Il 16 ottobre, il Ministro della Giustizia, Alfonso Bonafede, è intervenuto dinanzi alla Commissione Giustizia della Camera per illustrare le linee programmatiche del suo dicastero.

Nel suo discorso ai deputati, il Guardasigilli si è soffermato su misure attualmente allo studio come quelle che riguardano l’equo compenso, gli inasprimenti alla lotta a corruzione ed evasione fiscale e il sovraffollamento nelle carceri.
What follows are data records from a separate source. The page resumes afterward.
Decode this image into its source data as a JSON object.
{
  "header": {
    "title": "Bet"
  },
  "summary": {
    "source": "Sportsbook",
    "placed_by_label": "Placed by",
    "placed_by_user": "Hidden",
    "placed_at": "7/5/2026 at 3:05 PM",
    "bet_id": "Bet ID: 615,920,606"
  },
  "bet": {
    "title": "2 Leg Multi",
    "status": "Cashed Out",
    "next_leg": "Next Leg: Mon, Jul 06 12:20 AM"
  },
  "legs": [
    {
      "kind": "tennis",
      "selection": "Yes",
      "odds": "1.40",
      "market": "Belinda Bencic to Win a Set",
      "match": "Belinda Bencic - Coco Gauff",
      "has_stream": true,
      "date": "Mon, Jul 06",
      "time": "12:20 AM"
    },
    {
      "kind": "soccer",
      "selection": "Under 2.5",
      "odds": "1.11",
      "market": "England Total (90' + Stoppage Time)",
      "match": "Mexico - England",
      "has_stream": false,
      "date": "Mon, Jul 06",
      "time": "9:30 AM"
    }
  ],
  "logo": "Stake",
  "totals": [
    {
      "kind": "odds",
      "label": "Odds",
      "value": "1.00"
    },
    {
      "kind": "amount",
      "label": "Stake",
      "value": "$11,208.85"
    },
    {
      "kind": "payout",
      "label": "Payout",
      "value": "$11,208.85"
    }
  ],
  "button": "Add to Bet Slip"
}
Al centro del suo intervento soprattutto la revisione dei processi civili e penali, considerata il nucleo fondamentale della riforma della giustizia definita da Bonafede una vera e propria rivoluzione che si pone l’obiettivo di restituire ai cittadini la fiducia nel sistema giudiziario.

Il Ministro ha confermato le politiche di rafforzamento per magistrati e personale amministrativo attraverso importanti investimenti sulla giustizia che, per il prossimo triennio, prevedono un imponente piano di reclutamento pari a circa 8.135 unità, ripartite fra seconda e terza area.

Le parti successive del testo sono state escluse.